Мемнон, оказавшись в воде одним из первых, намеренно погрузился в нее как можно глубже. Как он и ожидал, сверху на него упало чье-то тело. Он почувствовал довольно тяжелый удар в голову, едва не сломавший ему шею, но сознания не потерял и не выпустил из руки своего меча, решив не расставаться с ним до смертного часа.
Доспехи на нем были не очень тяжелые — одна лишь лорика из толстой кожи с бронзовым нагрудником, поэтому он выплыл на поверхность без особого труда, усиленно работая ногами и подгребая левой рукой. Он был превосходным пловцом.
Когда он вынырнул, сильное течение уже далеко отнесло его от моста.
Там еще продолжали сражаться и умирать, но Мемнон потерял интерес к тому, что с каждым мгновением все дальше и дальше удалялось от него. Он был уверен, что оставшиеся на мосту товарищи обречены на верную смерть — им противостоял противник, многократно превосходивший их по численности.
Сам он тоже не надеялся спастись. Тем не менее он подумал о том, что надо попытаться серединой реки выплыть за пределы города, после чего выбраться на правый берег.
Он не хотел сдаваться без борьбы.
Ему вдруг вспомнилась Ювентина: каково ей будет одной без него?

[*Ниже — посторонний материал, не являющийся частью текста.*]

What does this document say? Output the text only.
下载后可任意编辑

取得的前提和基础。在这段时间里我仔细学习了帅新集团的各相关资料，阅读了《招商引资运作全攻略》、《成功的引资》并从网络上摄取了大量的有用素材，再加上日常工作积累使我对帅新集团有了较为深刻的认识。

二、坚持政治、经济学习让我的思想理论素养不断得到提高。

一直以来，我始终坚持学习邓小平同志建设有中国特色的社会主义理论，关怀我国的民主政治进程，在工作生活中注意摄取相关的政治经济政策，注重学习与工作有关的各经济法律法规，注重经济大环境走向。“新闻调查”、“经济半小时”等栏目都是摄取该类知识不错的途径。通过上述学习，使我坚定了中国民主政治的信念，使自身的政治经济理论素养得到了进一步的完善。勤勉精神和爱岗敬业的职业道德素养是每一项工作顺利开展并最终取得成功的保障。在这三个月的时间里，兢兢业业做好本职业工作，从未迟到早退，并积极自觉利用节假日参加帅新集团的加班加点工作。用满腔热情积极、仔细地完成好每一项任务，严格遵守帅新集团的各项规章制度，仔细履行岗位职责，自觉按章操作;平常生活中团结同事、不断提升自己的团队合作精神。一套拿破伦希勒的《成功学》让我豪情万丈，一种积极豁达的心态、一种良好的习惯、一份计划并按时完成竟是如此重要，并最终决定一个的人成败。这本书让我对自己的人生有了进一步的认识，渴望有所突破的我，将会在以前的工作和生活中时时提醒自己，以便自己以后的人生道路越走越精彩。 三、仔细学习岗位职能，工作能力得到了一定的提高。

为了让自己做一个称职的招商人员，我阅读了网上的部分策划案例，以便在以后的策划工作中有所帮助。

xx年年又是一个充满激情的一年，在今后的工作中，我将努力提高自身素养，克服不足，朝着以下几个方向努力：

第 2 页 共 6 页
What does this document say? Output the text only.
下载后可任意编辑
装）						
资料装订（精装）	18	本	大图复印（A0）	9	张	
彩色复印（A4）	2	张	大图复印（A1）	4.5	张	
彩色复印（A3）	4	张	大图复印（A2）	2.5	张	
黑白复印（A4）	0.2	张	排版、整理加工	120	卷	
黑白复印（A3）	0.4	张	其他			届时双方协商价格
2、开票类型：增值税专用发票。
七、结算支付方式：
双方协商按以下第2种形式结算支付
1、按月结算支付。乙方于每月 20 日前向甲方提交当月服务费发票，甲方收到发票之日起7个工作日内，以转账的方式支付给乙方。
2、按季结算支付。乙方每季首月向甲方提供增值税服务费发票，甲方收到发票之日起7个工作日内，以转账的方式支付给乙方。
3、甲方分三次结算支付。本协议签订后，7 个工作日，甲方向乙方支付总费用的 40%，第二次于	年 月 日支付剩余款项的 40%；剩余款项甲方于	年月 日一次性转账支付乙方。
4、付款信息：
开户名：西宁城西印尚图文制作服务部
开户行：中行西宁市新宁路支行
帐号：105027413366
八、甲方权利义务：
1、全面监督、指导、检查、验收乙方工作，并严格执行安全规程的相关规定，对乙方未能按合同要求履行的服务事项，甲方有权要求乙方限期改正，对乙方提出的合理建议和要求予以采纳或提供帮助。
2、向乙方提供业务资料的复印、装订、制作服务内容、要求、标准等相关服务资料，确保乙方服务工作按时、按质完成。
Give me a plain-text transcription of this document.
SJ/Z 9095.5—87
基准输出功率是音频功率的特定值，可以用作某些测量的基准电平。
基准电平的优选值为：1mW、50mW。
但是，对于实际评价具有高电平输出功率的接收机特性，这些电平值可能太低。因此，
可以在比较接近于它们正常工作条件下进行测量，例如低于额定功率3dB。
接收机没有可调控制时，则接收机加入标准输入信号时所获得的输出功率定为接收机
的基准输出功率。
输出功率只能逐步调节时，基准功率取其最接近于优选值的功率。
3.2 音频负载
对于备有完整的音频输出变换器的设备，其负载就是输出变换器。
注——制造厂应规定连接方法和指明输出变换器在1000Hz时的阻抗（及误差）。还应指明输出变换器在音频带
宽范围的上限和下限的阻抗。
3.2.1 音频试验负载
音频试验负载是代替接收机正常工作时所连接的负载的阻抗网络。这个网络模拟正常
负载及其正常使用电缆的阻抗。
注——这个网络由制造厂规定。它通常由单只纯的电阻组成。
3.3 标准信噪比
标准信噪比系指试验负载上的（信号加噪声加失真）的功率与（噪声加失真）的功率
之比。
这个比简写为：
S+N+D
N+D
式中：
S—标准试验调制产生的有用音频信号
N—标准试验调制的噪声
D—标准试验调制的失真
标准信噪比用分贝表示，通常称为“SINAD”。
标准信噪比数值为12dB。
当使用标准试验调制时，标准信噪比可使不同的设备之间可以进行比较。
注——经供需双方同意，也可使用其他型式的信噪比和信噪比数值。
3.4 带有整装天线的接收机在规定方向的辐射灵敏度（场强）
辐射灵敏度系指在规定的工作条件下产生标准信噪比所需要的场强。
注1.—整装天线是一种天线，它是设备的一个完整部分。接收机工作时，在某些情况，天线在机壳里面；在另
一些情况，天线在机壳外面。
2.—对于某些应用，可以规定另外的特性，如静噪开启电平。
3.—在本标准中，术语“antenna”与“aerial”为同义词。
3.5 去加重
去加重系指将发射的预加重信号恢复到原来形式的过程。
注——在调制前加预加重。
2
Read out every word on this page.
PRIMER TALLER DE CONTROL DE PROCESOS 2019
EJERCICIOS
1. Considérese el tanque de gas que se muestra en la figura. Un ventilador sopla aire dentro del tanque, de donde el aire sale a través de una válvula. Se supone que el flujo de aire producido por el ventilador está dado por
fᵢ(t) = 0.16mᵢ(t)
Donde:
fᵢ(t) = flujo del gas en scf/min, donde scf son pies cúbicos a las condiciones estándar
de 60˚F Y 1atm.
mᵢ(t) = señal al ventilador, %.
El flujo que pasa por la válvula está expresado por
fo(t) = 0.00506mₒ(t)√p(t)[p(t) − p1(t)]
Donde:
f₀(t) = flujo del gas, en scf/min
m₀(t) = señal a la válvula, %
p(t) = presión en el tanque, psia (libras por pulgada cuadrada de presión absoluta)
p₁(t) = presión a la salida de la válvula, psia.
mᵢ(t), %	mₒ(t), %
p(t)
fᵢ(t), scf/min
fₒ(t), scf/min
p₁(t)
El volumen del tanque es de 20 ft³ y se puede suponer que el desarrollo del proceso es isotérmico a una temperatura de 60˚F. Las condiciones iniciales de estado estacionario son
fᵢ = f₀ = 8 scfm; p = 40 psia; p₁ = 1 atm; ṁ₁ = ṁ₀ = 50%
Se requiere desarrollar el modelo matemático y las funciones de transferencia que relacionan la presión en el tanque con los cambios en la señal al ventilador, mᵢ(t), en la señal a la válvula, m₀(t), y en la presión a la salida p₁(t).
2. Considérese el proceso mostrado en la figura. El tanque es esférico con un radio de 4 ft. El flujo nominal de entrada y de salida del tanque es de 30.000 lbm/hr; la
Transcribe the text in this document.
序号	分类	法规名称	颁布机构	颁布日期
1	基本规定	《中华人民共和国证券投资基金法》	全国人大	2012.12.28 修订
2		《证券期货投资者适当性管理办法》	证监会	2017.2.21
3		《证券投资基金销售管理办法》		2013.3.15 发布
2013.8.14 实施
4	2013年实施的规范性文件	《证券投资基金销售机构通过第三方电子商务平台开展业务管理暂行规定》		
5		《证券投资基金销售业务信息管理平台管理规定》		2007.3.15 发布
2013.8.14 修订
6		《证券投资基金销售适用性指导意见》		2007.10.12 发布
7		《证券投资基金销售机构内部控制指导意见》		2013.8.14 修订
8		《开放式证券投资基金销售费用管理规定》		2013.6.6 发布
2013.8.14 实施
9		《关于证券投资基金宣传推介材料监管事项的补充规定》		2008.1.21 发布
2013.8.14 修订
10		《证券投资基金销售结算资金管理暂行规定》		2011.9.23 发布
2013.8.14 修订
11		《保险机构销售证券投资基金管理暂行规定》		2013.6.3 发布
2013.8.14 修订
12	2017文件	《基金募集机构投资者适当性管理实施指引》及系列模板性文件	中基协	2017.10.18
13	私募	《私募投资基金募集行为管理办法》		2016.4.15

Сальвидиен должен помочь ей добраться до Сиракуз, а оттуда Видацилий, как представится случай, переправит ее на Крит. Тяжело ей будет там без него, но она девушка умная, красивая и хорошо разбирается в людях — найдет себе порядочного человека и…
— Мемнон! Сюда… подплывай ко мне! — вдруг услышал и узнал он прерывистый голос Вария.
Мемнон оглянулся и увидел фрегеллийца, плывшего неподалеку от него. Он держался за толстый деревянный брус — обломок ограждения моста.
Мемнон подгреб к нему.
Варий заметил меч в его руке и проговорил с огорчением:
— Ты сохранил меч, а я свой выронил… сам не знаю, как это получилось. Теперь я остался с одним кинжалом.
Деревянный обломок от перил моста хорошо помогал обоим удерживаться на поверхности воды. Они были на стремнине. Быстрое течение несло их через всю западную часть города.
На обоих берегах реки Мемнон и Варий видели мужчин, женщин и детей. Они что-то кричали, размахивая руками. Они явно желали им и барахтавшимся вокруг людям благополучно добраться до берега.
— Нет уж, — проворчал Варий. — От вас мы вряд ли дождемся гостеприимства.
Мемнон немного передохнул, держась левой рукой за брус, после чего, изловчившись, засунул меч в ножны, висевшие у него на перевязи.
Потом он заговорил с Варием о том, что им следует как можно дольше держаться на середине реки и, пользуясь разливом, пристать к берегу в таком месте, где римлянам трудно будет до них добраться.
Варий был полностью с ним согласен.
— Будем плыть, пока хватит сил, — сказал он. — Хотя вода холодна для купания, лучше нам умереть от простуды, чем нежиться на солнышке прибитыми к кресту…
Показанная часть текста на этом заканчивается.